[Date Prev][Date Next][Thread Prev][Thread Next][Date Index][Thread Index]
fuzzy check sums
- To: Michael Grant <http://www.grant.org/~mg-dcc1>
- Subject: fuzzy check sums
- From: http://dummy.us.eu.org/robert (Robert)
- Date: Tue, 2 Apr 2002 12:18:30 -0500
- Folder: folders/o1.work
Hi. Did you post this code? I'd be interested in seeing it.
Thanks.
> Michael Grant http://www.grant.org/~mg-dcc1
> Sun, 17 Mar 2002 08:52:10 +0100 (MET)
>
> I'm new to this list. I must admit that I've had the idea of using
> fuzzy checksums to spot spam for years.

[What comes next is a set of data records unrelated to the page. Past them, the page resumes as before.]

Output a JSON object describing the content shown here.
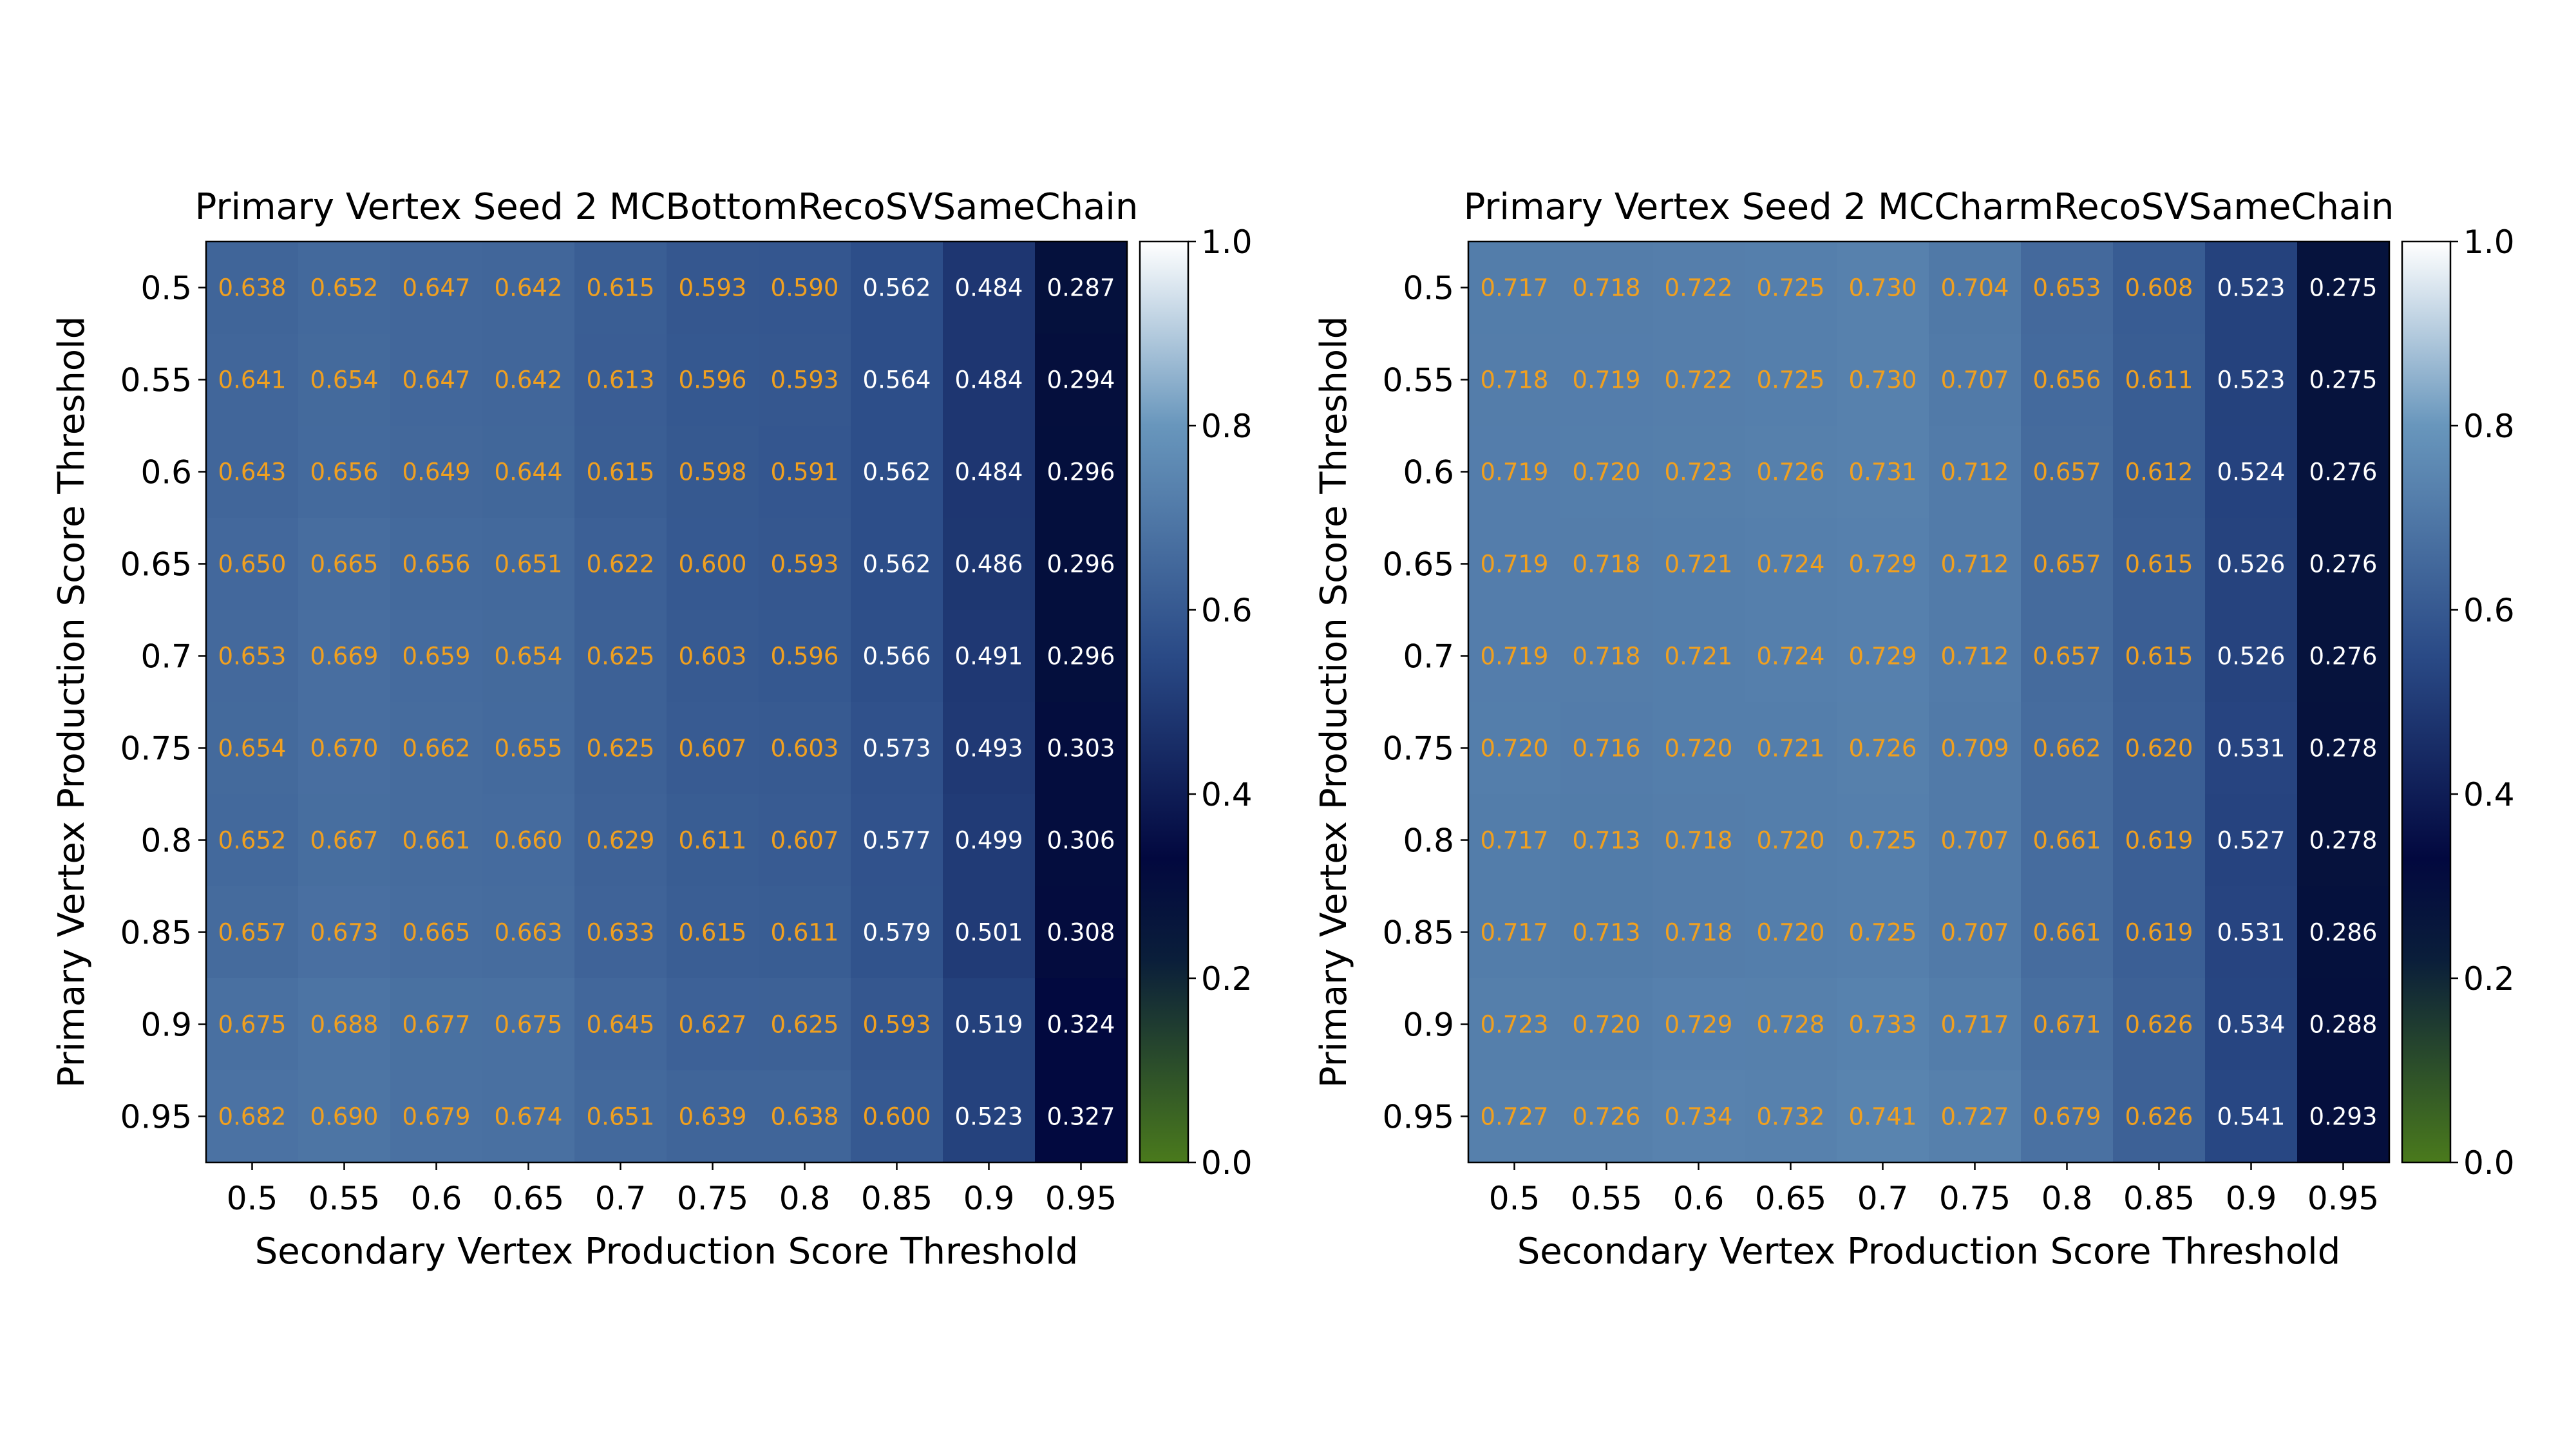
{
  "colorbar": {
    "ticks": [
      0.0,
      0.2,
      0.4,
      0.6,
      0.8,
      1.0
    ],
    "tick_labels": [
      "0.0",
      "0.2",
      "0.4",
      "0.6",
      "0.8",
      "1.0"
    ],
    "colors": [
      "#4a7a1c",
      "#0a1e3a",
      "#02083f",
      "#2a4a86",
      "#6896bc",
      "#ffffff"
    ],
    "stops": [
      0.0,
      0.22,
      0.33,
      0.55,
      0.8,
      1.0
    ]
  },
  "annotation_colors": {
    "light_cell": "#f0a020",
    "dark_cell": "#ffffff",
    "threshold": 0.58
  },
  "chart_data": [
    {
      "type": "heatmap",
      "title": "Primary Vertex Seed 2 MCBottomRecoSVSameChain",
      "xlabel": "Secondary Vertex Production Score Threshold",
      "ylabel": "Primary Vertex Production Score Threshold",
      "x_labels": [
        "0.5",
        "0.55",
        "0.6",
        "0.65",
        "0.7",
        "0.75",
        "0.8",
        "0.85",
        "0.9",
        "0.95"
      ],
      "y_labels": [
        "0.5",
        "0.55",
        "0.6",
        "0.65",
        "0.7",
        "0.75",
        "0.8",
        "0.85",
        "0.9",
        "0.95"
      ],
      "vmin": 0.0,
      "vmax": 1.0,
      "values": [
        [
          "0.638",
          "0.652",
          "0.647",
          "0.642",
          "0.615",
          "0.593",
          "0.590",
          "0.562",
          "0.484",
          "0.287"
        ],
        [
          "0.641",
          "0.654",
          "0.647",
          "0.642",
          "0.613",
          "0.596",
          "0.593",
          "0.564",
          "0.484",
          "0.294"
        ],
        [
          "0.643",
          "0.656",
          "0.649",
          "0.644",
          "0.615",
          "0.598",
          "0.591",
          "0.562",
          "0.484",
          "0.296"
        ],
        [
          "0.650",
          "0.665",
          "0.656",
          "0.651",
          "0.622",
          "0.600",
          "0.593",
          "0.562",
          "0.486",
          "0.296"
        ],
        [
          "0.653",
          "0.669",
          "0.659",
          "0.654",
          "0.625",
          "0.603",
          "0.596",
          "0.566",
          "0.491",
          "0.296"
        ],
        [
          "0.654",
          "0.670",
          "0.662",
          "0.655",
          "0.625",
          "0.607",
          "0.603",
          "0.573",
          "0.493",
          "0.303"
        ],
        [
          "0.652",
          "0.667",
          "0.661",
          "0.660",
          "0.629",
          "0.611",
          "0.607",
          "0.577",
          "0.499",
          "0.306"
        ],
        [
          "0.657",
          "0.673",
          "0.665",
          "0.663",
          "0.633",
          "0.615",
          "0.611",
          "0.579",
          "0.501",
          "0.308"
        ],
        [
          "0.675",
          "0.688",
          "0.677",
          "0.675",
          "0.645",
          "0.627",
          "0.625",
          "0.593",
          "0.519",
          "0.324"
        ],
        [
          "0.682",
          "0.690",
          "0.679",
          "0.674",
          "0.651",
          "0.639",
          "0.638",
          "0.600",
          "0.523",
          "0.327"
        ]
      ]
    },
    {
      "type": "heatmap",
      "title": "Primary Vertex Seed 2 MCCharmRecoSVSameChain",
      "xlabel": "Secondary Vertex Production Score Threshold",
      "ylabel": "Primary Vertex Production Score Threshold",
      "x_labels": [
        "0.5",
        "0.55",
        "0.6",
        "0.65",
        "0.7",
        "0.75",
        "0.8",
        "0.85",
        "0.9",
        "0.95"
      ],
      "y_labels": [
        "0.5",
        "0.55",
        "0.6",
        "0.65",
        "0.7",
        "0.75",
        "0.8",
        "0.85",
        "0.9",
        "0.95"
      ],
      "vmin": 0.0,
      "vmax": 1.0,
      "values": [
        [
          "0.717",
          "0.718",
          "0.722",
          "0.725",
          "0.730",
          "0.704",
          "0.653",
          "0.608",
          "0.523",
          "0.275"
        ],
        [
          "0.718",
          "0.719",
          "0.722",
          "0.725",
          "0.730",
          "0.707",
          "0.656",
          "0.611",
          "0.523",
          "0.275"
        ],
        [
          "0.719",
          "0.720",
          "0.723",
          "0.726",
          "0.731",
          "0.712",
          "0.657",
          "0.612",
          "0.524",
          "0.276"
        ],
        [
          "0.719",
          "0.718",
          "0.721",
          "0.724",
          "0.729",
          "0.712",
          "0.657",
          "0.615",
          "0.526",
          "0.276"
        ],
        [
          "0.719",
          "0.718",
          "0.721",
          "0.724",
          "0.729",
          "0.712",
          "0.657",
          "0.615",
          "0.526",
          "0.276"
        ],
        [
          "0.720",
          "0.716",
          "0.720",
          "0.721",
          "0.726",
          "0.709",
          "0.662",
          "0.620",
          "0.531",
          "0.278"
        ],
        [
          "0.717",
          "0.713",
          "0.718",
          "0.720",
          "0.725",
          "0.707",
          "0.661",
          "0.619",
          "0.527",
          "0.278"
        ],
        [
          "0.717",
          "0.713",
          "0.718",
          "0.720",
          "0.725",
          "0.707",
          "0.661",
          "0.619",
          "0.531",
          "0.286"
        ],
        [
          "0.723",
          "0.720",
          "0.729",
          "0.728",
          "0.733",
          "0.717",
          "0.671",
          "0.626",
          "0.534",
          "0.288"
        ],
        [
          "0.727",
          "0.726",
          "0.734",
          "0.732",
          "0.741",
          "0.727",
          "0.679",
          "0.626",
          "0.541",
          "0.293"
        ]
      ]
    }
  ]
}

Recently, I started working
> on something to do this, then a couple days ago, a friend pointed me
> at the dcc project. Oh well, it figures, someone had to have had the
> same idea!
>
> I have made some interesting headway on my own fuzzy functions. I had
> a brief look at the fuz1 and fuz2 in the source. fuz1 seems to be
> based around md5. I was never able to get enough fuzz out of using
> md5 myself, even doing md5 sums per line and such.
>
> What I found that worked surprisingly well was simply to take the
> root-mean-squares of the space separated words on each line converted
> to numbers in messages. I'm happy to share the code. Should I post
> it here or what?
>
> I also ran some tests to see how many false positives I would catch
> based on my old email. For me, it was about 1 in 150,000 and I have
> to say that the 1 message did resemble quite a bit one of the spams in
> my spam file.
>
> Michael Grant